It’s been two weeks since I started my job as the Projects Coordinator for Sustainable Development at Salvation Army International Development (SAID) UK, and so far, I love it! For all of my US readers, no, I do not work at some sort of international thrift shop. (Sorry no free ugly Christmas sweaters.) The Salvation Army is actually an international church working in 124 countries which focuses heavily on speaking out about social injustice – like human trafficking and wealth gaps. Specifically, there are over 800 Salvation Army churches in the UK and Ireland, and SAID UK supports development projects throughout the world with funds raised through these churches. (Check us out on facebook!)

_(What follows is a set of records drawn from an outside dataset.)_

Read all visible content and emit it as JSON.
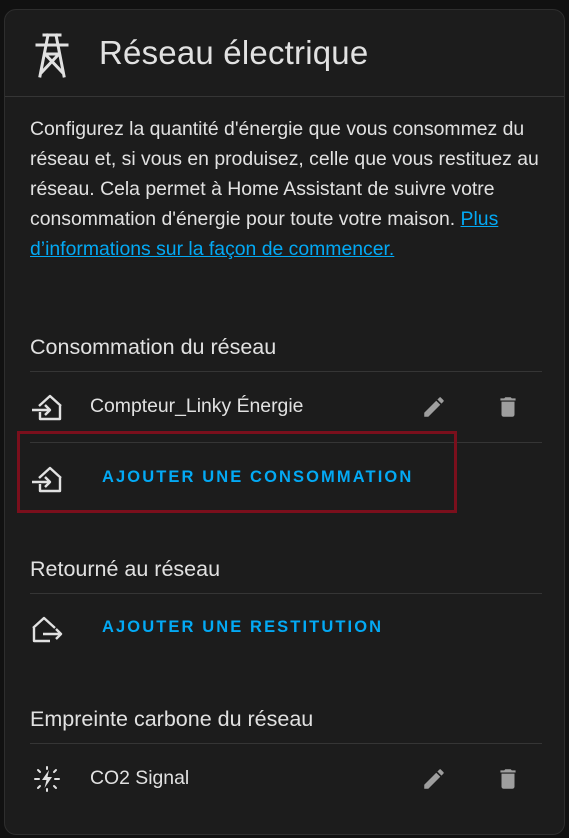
{
  "header": {
    "title": "Réseau électrique",
    "icon": "transmission-tower-icon"
  },
  "description": {
    "text": "Configurez la quantité d'énergie que vous consommez du réseau et, si vous en produisez, celle que vous restituez au réseau. Cela permet à Home Assistant de suivre votre consommation d'énergie pour toute votre maison. ",
    "link_text": "Plus d’informations sur la façon de commencer."
  },
  "consumption": {
    "title": "Consommation du réseau",
    "items": [
      {
        "label": "Compteur_Linky Énergie",
        "icon": "transmission-tower-import-icon"
      }
    ],
    "add_label": "AJOUTER UNE CONSOMMATION"
  },
  "return": {
    "title": "Retourné au réseau",
    "add_label": "AJOUTER UNE RESTITUTION"
  },
  "carbon": {
    "title": "Empreinte carbone du réseau",
    "items": [
      {
        "label": "CO2 Signal",
        "icon": "leaf-lightning-icon"
      }
    ]
  },
  "colors": {
    "accent": "#03a9f4",
    "card_background": "#1c1c1c",
    "text": "#e1e1e1",
    "icon_muted": "#9e9e9e",
    "highlight_border": "#7a0f1c"
  }
}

My job is to coordinate all of the projects that SAID supports that focus on water, agriculture, or income generation. Currently all of these projects are within Africa, but I may take on two projects in Asia in a few months. Right now, I am coordinating around 20 projects in Kenya, Uganda, Tanzania, Malawi, Zimbabwe, and the DR Congo, ranging from around $10,000 (USD) over six months to more than $500,000 over three years. Projects focus on things like community livestock banks, microfinance for small business, and WASH (water, sanitation, hygiene). One example of a really innovative project is the construction of a Sand Dam in rural Kenya which will provide a year-round supply of clean water to the community. A Sand Dam is a relatively simple rainwater harvesting technology that that is low maintenance and low cost – perfect for semi-arid climates.

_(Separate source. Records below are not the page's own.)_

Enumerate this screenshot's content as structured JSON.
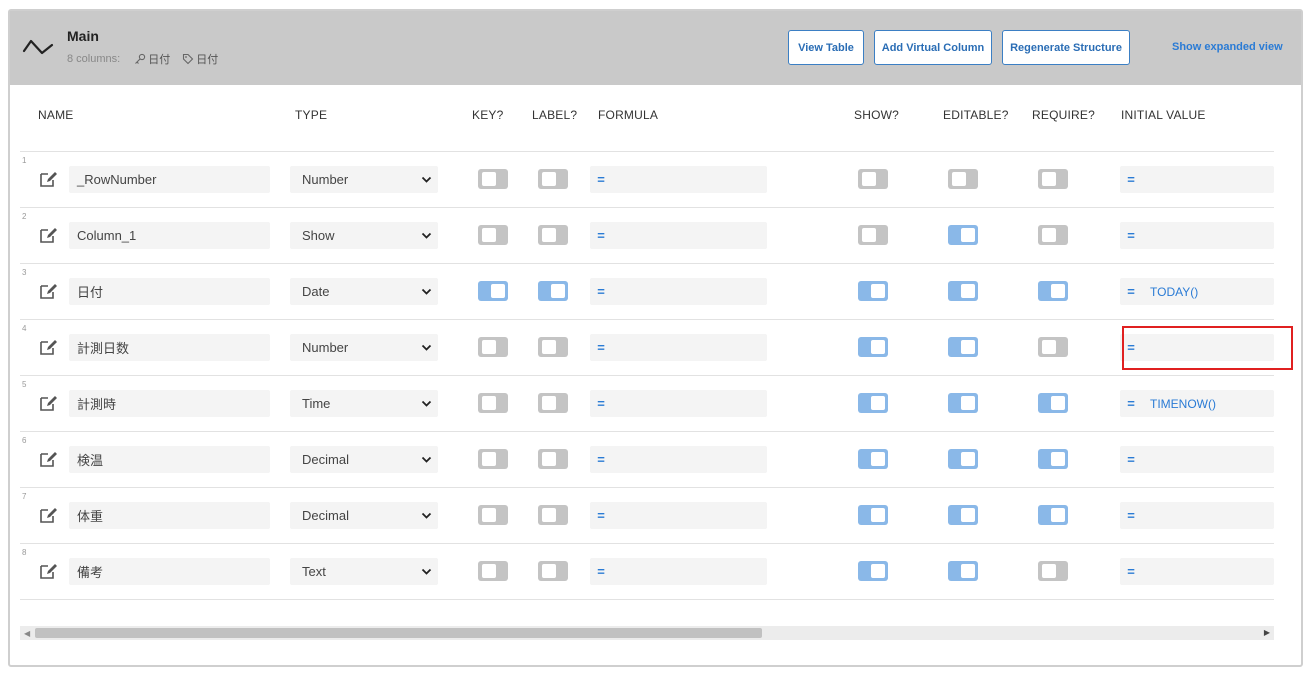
{
  "table": {
    "title": "Main",
    "column_count": "8 columns:",
    "key_chip": "日付",
    "label_chip": "日付"
  },
  "toolbar": {
    "view_table": "View Table",
    "add_virtual_column": "Add Virtual Column",
    "regenerate_structure": "Regenerate Structure",
    "show_expanded_view": "Show expanded view"
  },
  "columns_header": {
    "name": "NAME",
    "type": "TYPE",
    "key": "KEY?",
    "label": "LABEL?",
    "formula": "FORMULA",
    "show": "SHOW?",
    "editable": "EDITABLE?",
    "require": "REQUIRE?",
    "initial_value": "INITIAL VALUE"
  },
  "rows": [
    {
      "num": "1",
      "name": "_RowNumber",
      "type": "Number",
      "key": false,
      "label": false,
      "formula": "",
      "show": false,
      "editable": false,
      "require": false,
      "initial": ""
    },
    {
      "num": "2",
      "name": "Column_1",
      "type": "Show",
      "key": false,
      "label": false,
      "formula": "",
      "show": false,
      "editable": true,
      "require": false,
      "initial": ""
    },
    {
      "num": "3",
      "name": "日付",
      "type": "Date",
      "key": true,
      "label": true,
      "formula": "",
      "show": true,
      "editable": true,
      "require": true,
      "initial": "TODAY()"
    },
    {
      "num": "4",
      "name": "計測日数",
      "type": "Number",
      "key": false,
      "label": false,
      "formula": "",
      "show": true,
      "editable": true,
      "require": false,
      "initial": ""
    },
    {
      "num": "5",
      "name": "計測時",
      "type": "Time",
      "key": false,
      "label": false,
      "formula": "",
      "show": true,
      "editable": true,
      "require": true,
      "initial": "TIMENOW()"
    },
    {
      "num": "6",
      "name": "検温",
      "type": "Decimal",
      "key": false,
      "label": false,
      "formula": "",
      "show": true,
      "editable": true,
      "require": true,
      "initial": ""
    },
    {
      "num": "7",
      "name": "体重",
      "type": "Decimal",
      "key": false,
      "label": false,
      "formula": "",
      "show": true,
      "editable": true,
      "require": true,
      "initial": ""
    },
    {
      "num": "8",
      "name": "備考",
      "type": "Text",
      "key": false,
      "label": false,
      "formula": "",
      "show": true,
      "editable": true,
      "require": false,
      "initial": ""
    }
  ],
  "eq_symbol": "=",
  "colors": {
    "accent": "#2a7bd5",
    "toggle_on": "#8ab8e8",
    "toggle_off": "#c4c4c4",
    "header_bg": "#c9c9c9",
    "highlight": "#e02020"
  }
}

So what exactly does ‘coordinating’ mean? First, every project has to go through a long process of approvals by the proposing territorial office in Africa, our office, and the Salvation Army International Headquarters, which is also based in London before it can receive any funding. It’s my job to make sure that the process goes as smoothly and quickly as possible. After the project has received funding, I do a lot of follow up communication with the project staff on the ground to ensure that activities are happening as planned. This is very similar to the monitoring and evaluation work that I did last year at IDI in Uganda. Finally, I offer technical assistance and advice to the staff on the ground by doing things like helping them think through future projects, providing resources, and assisting with tools like budgets and workplans.
Basically, I couldn’t have wished for a better job – working from London on development in Africa is ‘absolutely brilliant,’ and I’m ‘keen’ to see what the next eight months will bring!